Advertisement

Judicious restraint

Share via

THE LEGACY OF WILLIAM H. REHNQUIST is best captured by two sentences he wrote 15 years apart. The first he wrote in dissent in a 1985 case about minimum-wage requirements; the second he wrote for the majority in a 2000 case upholding the constitutionality of Miranda warnings for criminal suspects.

The dissent is terse and condescending. “I do not think it incumbent on those of us in dissent to spell out further the fine points of a principle that will, I am confident, in time again command the support of a majority of this court,” he wrote. But 15 years later, after he had been named chief justice, Rehnquist had a newfound respect for stare decisis, the principle that courts should respect past decisions: “Whether or not we would agree with Miranda’s reasoning and its resulting rule, were we addressing the issue in the first instance, the principles of stare decisis weigh heavily against overruling it now.”

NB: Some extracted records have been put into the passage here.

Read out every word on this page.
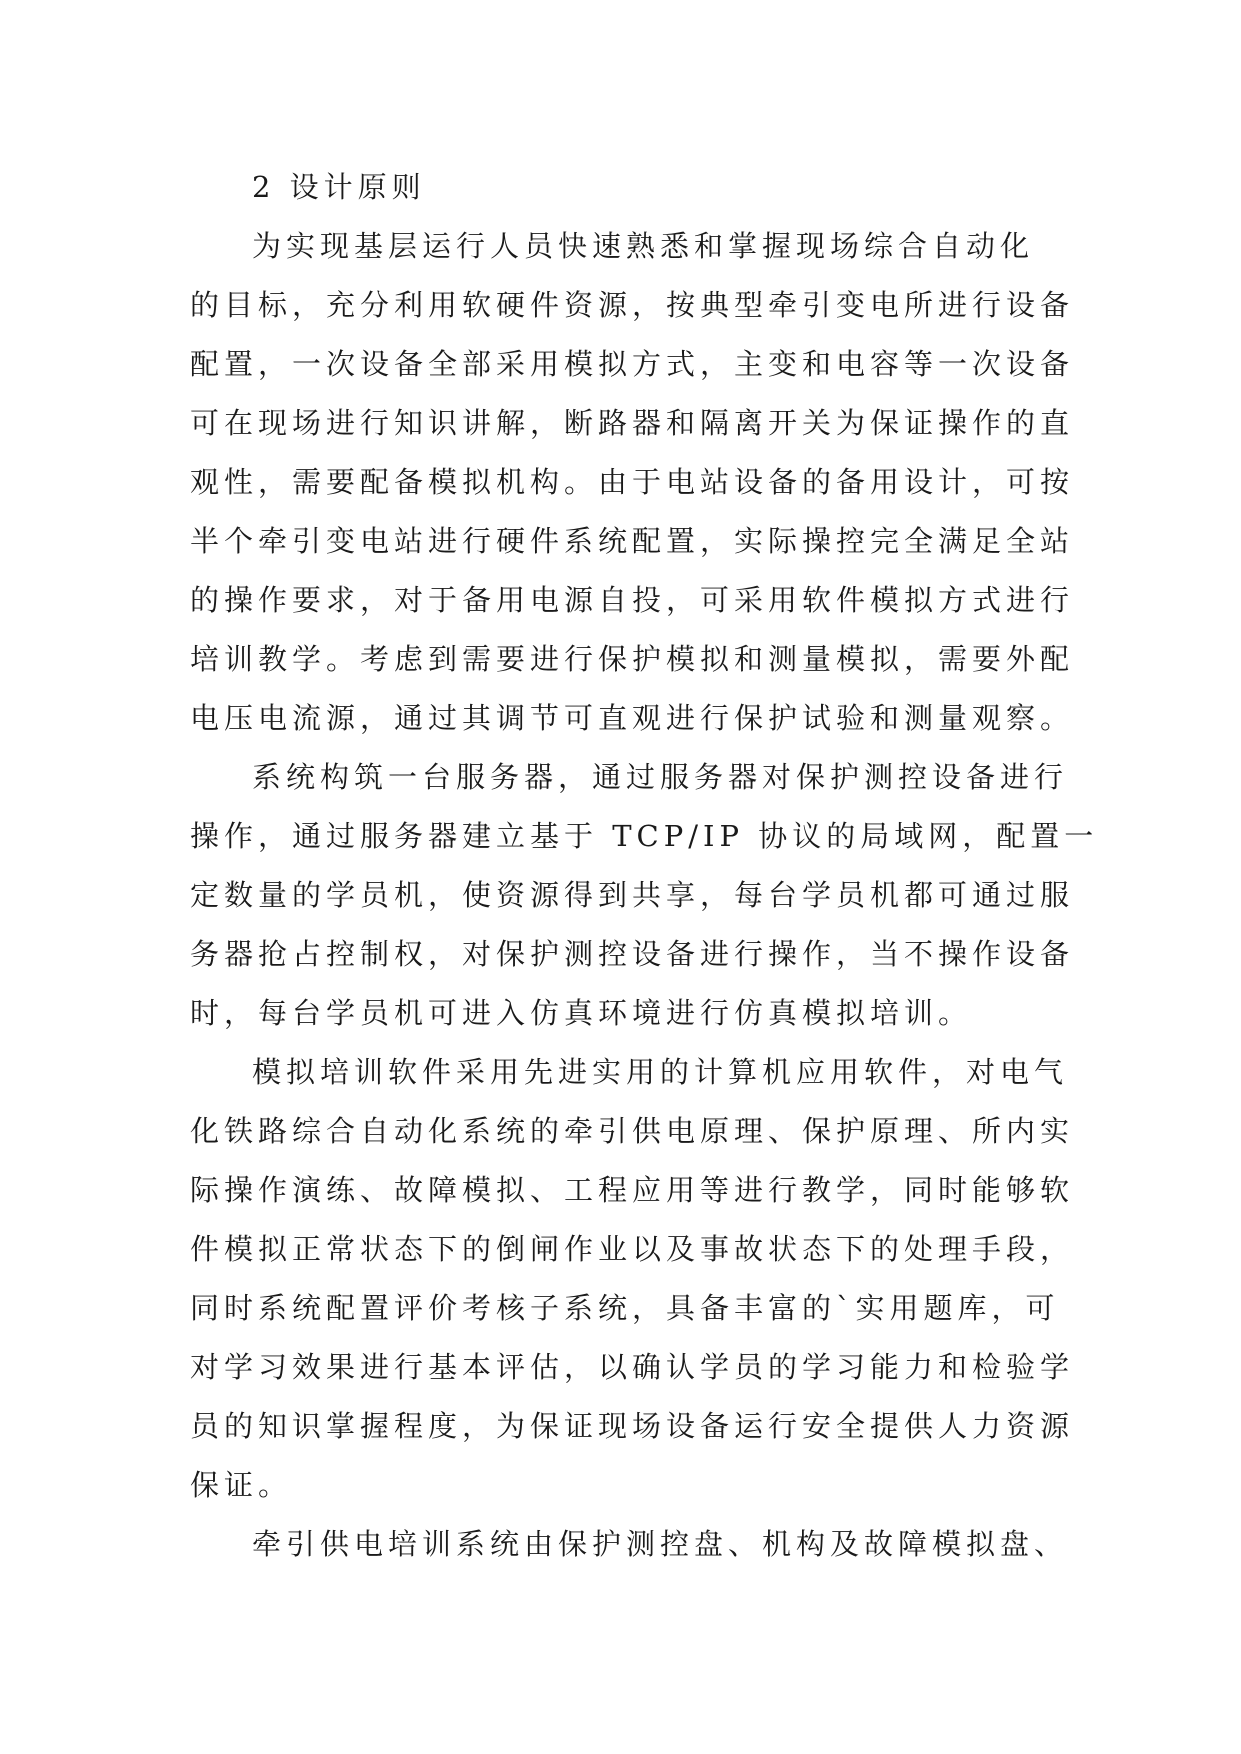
2 设计原则
为实现基层运行人员快速熟悉和掌握现场综合自动化
的目标，充分利用软硬件资源，按典型牵引变电所进行设备
配置，一次设备全部采用模拟方式，主变和电容等一次设备
可在现场进行知识讲解，断路器和隔离开关为保证操作的直
观性，需要配备模拟机构。由于电站设备的备用设计，可按
半个牵引变电站进行硬件系统配置，实际操控完全满足全站
的操作要求，对于备用电源自投，可采用软件模拟方式进行
培训教学。考虑到需要进行保护模拟和测量模拟，需要外配
电压电流源，通过其调节可直观进行保护试验和测量观察。
系统构筑一台服务器，通过服务器对保护测控设备进行
操作，通过服务器建立基于 TCP/IP 协议的局域网，配置一
定数量的学员机，使资源得到共享，每台学员机都可通过服
务器抢占控制权，对保护测控设备进行操作，当不操作设备
时，每台学员机可进入仿真环境进行仿真模拟培训。
模拟培训软件采用先进实用的计算机应用软件，对电气
化铁路综合自动化系统的牵引供电原理、保护原理、所内实
际操作演练、故障模拟、工程应用等进行教学，同时能够软
件模拟正常状态下的倒闸作业以及事故状态下的处理手段，
同时系统配置评价考核子系统，具备丰富的`实用题库，可
对学习效果进行基本评估，以确认学员的学习能力和检验学
员的知识掌握程度，为保证现场设备运行安全提供人力资源
保证。
牵引供电培训系统由保护测控盘、机构及故障模拟盘、
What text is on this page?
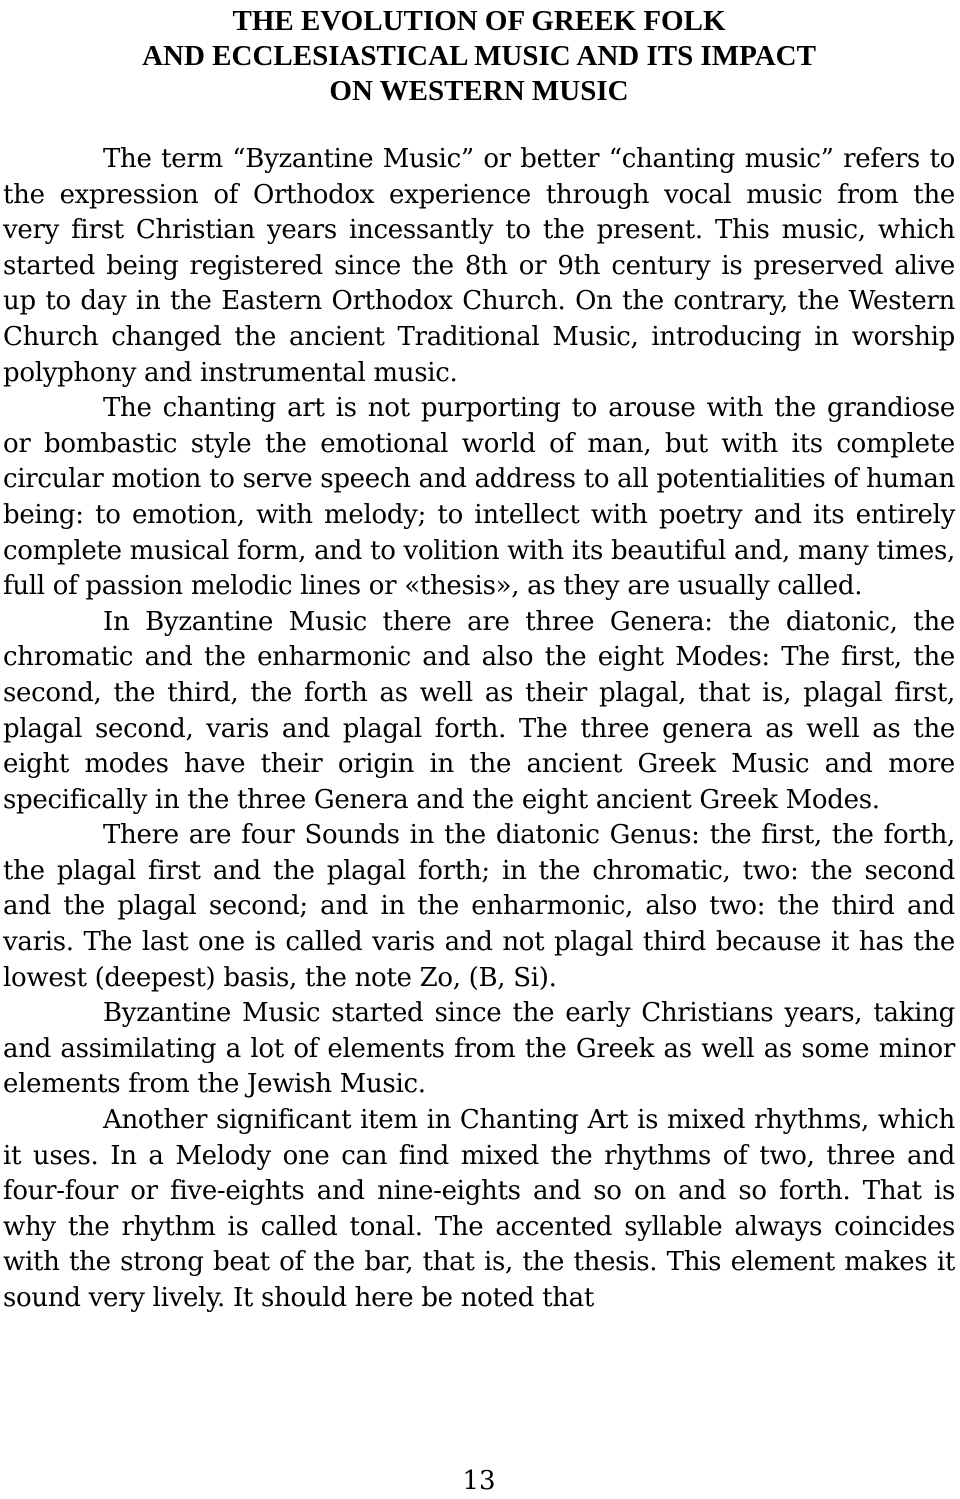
THE EVOLUTION OF GREEK FOLK
AND ECCLESIASTICAL MUSIC AND ITS IMPACT
ON WESTERN MUSIC

The term “Byzantine Music” or better “chanting music” refers to the expression of Orthodox experience through vocal music from the very first Christian years incessantly to the present. This music, which started being registered since the 8th or 9th century is preserved alive up to day in the Eastern Orthodox Church. On the contrary, the Western Church changed the ancient Traditional Music, introducing in worship polyphony and instrumental music.

The chanting art is not purporting to arouse with the grandiose or bombastic style the emotional world of man, but with its complete circular motion to serve speech and address to all potentialities of human being: to emotion, with melody; to intellect with poetry and its entirely complete musical form, and to volition with its beautiful and, many times, full of passion melodic lines or «thesis», as they are usually called.

In Byzantine Music there are three Genera: the diatonic, the chromatic and the enharmonic and also the eight Modes: The first, the second, the third, the forth as well as their plagal, that is, plagal first, plagal second, varis and plagal forth. The three genera as well as the eight modes have their origin in the ancient Greek Music and more specifically in the three Genera and the eight ancient Greek Modes.

There are four Sounds in the diatonic Genus: the first, the forth, the plagal first and the plagal forth; in the chromatic, two: the second and the plagal second; and in the enharmonic, also two: the third and varis. The last one is called varis and not plagal third because it has the lowest (deepest) basis, the note Zo, (B, Si).

Byzantine Music started since the early Christians years, taking and assimilating a lot of elements from the Greek as well as some minor elements from the Jewish Music.

Another significant item in Chanting Art is mixed rhythms, which it uses. In a Melody one can find mixed the rhythms of two, three and four-four or five-eights and nine-eights and so on and so forth. That is why the rhythm is called tonal. The accented syllable always coincides with the strong beat of the bar, that is, the thesis. This element makes it sound very lively. It should here be noted that

13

Rehnquist, who became chief justice in 1986 after 14 years as an associate justice, died Saturday at the age of 80. While the legacy of his court is more complicated than usually portrayed -- its suspicion of federal power, and its deference to the states, had limits, as its decision in Bush v. Gore in 2000 showed -- the legacy of Rehnquist himself is more straightforward. During his tenure as chief justice, Rehnquist adapted his principles to the court’s.

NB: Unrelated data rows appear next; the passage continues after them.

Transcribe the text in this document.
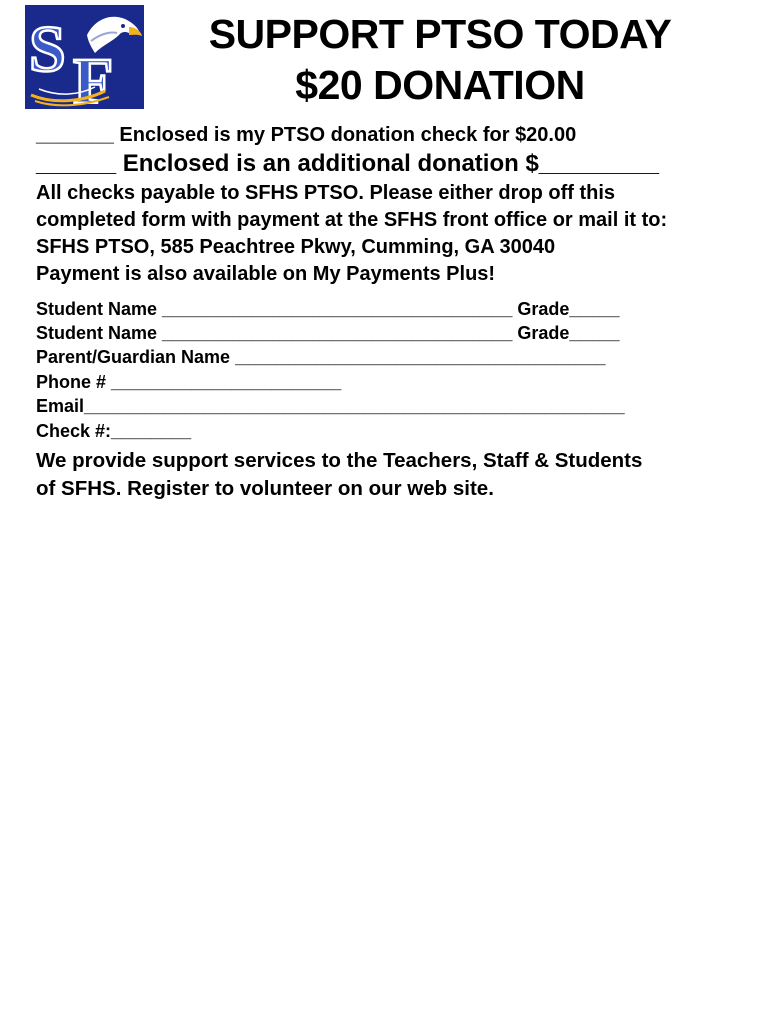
S F
SUPPORT PTSO TODAY
$20 DONATION
_______ Enclosed is my PTSO donation check for $20.00
______ Enclosed is an additional donation $_________
All checks payable to SFHS PTSO. Please either drop off this
completed form with payment at the SFHS front office or mail it to:
SFHS PTSO, 585 Peachtree Pkwy, Cumming, GA 30040
Payment is also available on My Payments Plus!
Student Name ___________________________________ Grade_____
Student Name ___________________________________ Grade_____
Parent/Guardian Name _____________________________________
Phone # _______________________
Email______________________________________________________
Check #:________
We provide support services to the Teachers, Staff & Students
of SFHS. Register to volunteer on our web site.
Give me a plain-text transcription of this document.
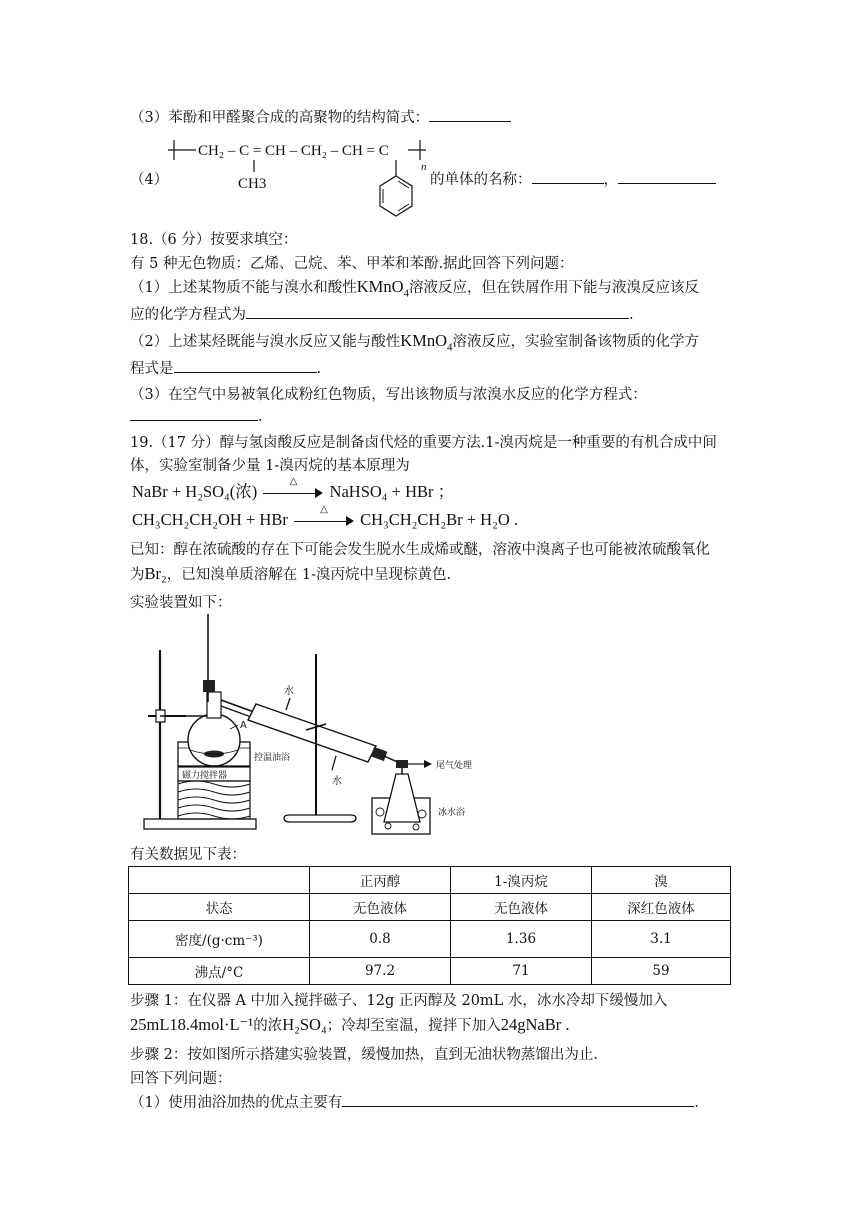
（3）苯酚和甲醛聚合成的高聚物的结构简式：
（4）
CH₂ – C = CH – CH₂ – CH = C
n
CH3	的单体的名称：	，
18.（6 分）按要求填空：
有 5 种无色物质：乙烯、己烷、苯、甲苯和苯酚.据此回答下列问题：
（1）上述某物质不能与溴水和酸性KMnO$_4$溶液反应，但在铁屑作用下能与液溴反应该反
应的化学方程式为	.
（2）上述某烃既能与溴水反应又能与酸性KMnO$_4$溶液反应，实验室制备该物质的化学方
程式是	.
（3）在空气中易被氧化成粉红色物质，写出该物质与浓溴水反应的化学方程式：
.
19.（17 分）醇与氢卤酸反应是制备卤代烃的重要方法.1-溴丙烷是一种重要的有机合成中间
体，实验室制备少量 1-溴丙烷的基本原理为
NaBr + H₂SO₄(浓)
△
NaHSO₄ + HBr ；
CH₃CH₂CH₂OH + HBr
△
CH₃CH₂CH₂Br + H₂O .
已知：醇在浓硫酸的存在下可能会发生脱水生成烯或醚，溶液中溴离子也可能被浓硫酸氧化
为Br₂，已知溴单质溶解在 1-溴丙烷中呈现棕黄色.
实验装置如下：
磁力搅拌器
A
控温油浴
水
水
尾气处理
冰水浴
有关数据见下表：
	正丙醇	1-溴丙烷	溴
状态	无色液体	无色液体	深红色液体
密度/(g·cm⁻³)	0.8	1.36	3.1
沸点/°C	97.2	71	59
步骤 1：在仪器 A 中加入搅拌磁子、12g 正丙醇及 20mL 水，冰水冷却下缓慢加入
25mL18.4mol·L⁻¹的浓H₂SO₄；冷却至室温，搅拌下加入24gNaBr .
步骤 2：按如图所示搭建实验装置，缓慢加热，直到无油状物蒸馏出为止.
回答下列问题：
（1）使用油浴加热的优点主要有	.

Although he dissented in Roe v. Wade in 1973, he nonetheless presided over the court’s 1992 decision that reaffirmed the constitutional right to abortion. And while he was an early and energetic critic of the Miranda decision in 1966, as chief justice he upheld it. Of course, Rehnquist could afford to be magnanimous, since an overturning of either ruling was unlikely, and he had already brought the court around to his way of thinking on such issues as the constitutionality of the death penalty and private-school vouchers (both were permissible, with caveats).

Advertisement

As President Bush contemplates Rehnquist’s replacement for chief justice, he faces daunting ideological, practical and political challenges. If he wants a nominee who is philosophically palatable, can begin confirmation hearings quickly and stands a good chance at gaining Senate approval, he may want to consider John G. Roberts Jr., Rehnquist’s former law clerk. Roberts seems to value the two traits that may be the most enduring legacy of the Rehnquist court: collegiality and efficiency. He also appears to respect the traditions of both the law and the court.

As Rehnquist “grew in the job” -- a phrase he disdained -- the chief justice came to appreciate, however modestly, the importance of stability over ideology. President Bush could best show his respect for the law, and the late chief justice, by doing the same.